|What could they be?? Photo credit: gAbY on flickr|
- Historical Content: One of the (many) strengths of Kristi Koerner's blog is her demonstrated understanding of historical content. A great example of this is her post called Leading Up to Mormonism, in which she discusses the way historical concepts previously discussed in class are reflected in the Mormon faith; it is obvious by the way she discusses each principle that she fully understands it, and she has provided a valuable reference point for those of her classmates looking to improve their own historical posts.
- Computing Content: Alex Gunnarson's post about lynda.com is an ideal example of the digital literacy lab blog entry. He begins with an overview of what the tool is (a website of video tutorials for a plethora of software programs, like Microsoft Office, Adobe Photoshop, etc.) and why it is useful, and then goes into how he found the tool and his purpose in using it. With multiple screencasts, he walks the user through the process of finding a tutorial (he uses Adobe Flash Catalyst as an example), making the process clear and easy to follow. Thanks to his post, I will be using lynda.com in the future.
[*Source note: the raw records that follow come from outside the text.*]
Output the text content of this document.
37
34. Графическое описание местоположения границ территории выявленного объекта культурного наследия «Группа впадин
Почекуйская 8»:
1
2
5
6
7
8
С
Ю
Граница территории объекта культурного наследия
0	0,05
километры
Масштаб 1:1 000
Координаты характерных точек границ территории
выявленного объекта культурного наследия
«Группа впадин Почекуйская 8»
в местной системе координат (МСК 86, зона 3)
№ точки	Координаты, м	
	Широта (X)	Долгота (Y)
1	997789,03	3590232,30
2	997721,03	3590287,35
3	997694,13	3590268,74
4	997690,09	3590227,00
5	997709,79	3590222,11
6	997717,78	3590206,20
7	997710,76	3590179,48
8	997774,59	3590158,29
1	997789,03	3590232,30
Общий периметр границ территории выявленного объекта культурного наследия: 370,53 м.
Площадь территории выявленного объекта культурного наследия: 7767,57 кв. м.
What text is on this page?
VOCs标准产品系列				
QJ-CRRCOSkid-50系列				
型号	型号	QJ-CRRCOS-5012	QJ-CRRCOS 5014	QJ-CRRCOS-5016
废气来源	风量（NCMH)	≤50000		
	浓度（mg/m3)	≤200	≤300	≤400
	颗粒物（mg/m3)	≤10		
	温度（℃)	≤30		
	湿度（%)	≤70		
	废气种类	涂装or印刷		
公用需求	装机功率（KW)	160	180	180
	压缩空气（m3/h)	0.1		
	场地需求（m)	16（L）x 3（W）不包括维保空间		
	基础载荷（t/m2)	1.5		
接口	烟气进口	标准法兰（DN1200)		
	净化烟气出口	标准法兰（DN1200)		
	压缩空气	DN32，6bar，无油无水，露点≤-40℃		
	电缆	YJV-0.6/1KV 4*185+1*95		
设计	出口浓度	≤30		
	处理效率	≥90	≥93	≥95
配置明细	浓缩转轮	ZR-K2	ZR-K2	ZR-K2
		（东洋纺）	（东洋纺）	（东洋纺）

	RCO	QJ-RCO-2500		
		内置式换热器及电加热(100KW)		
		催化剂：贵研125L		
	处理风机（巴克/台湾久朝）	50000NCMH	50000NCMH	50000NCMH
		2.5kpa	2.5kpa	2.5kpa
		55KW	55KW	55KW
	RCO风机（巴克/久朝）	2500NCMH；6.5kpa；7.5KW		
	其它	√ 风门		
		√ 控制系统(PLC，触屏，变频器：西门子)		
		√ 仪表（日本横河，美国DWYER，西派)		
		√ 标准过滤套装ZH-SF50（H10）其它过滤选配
- Self-Directed Learning: Jeff Whitlock is passionate about economics, and it shows in his extremely well-informed, well thought-out blog posts that combine in-depth research with personal experience. Two of my favorites are about cell phones in developing countries and microfinance. Clear and concise, Jeff's posts show a great deal of personal investment in his topics and help even a lay audience (i.e. people like me, who know relatively little about economics) understand and feel enlightened.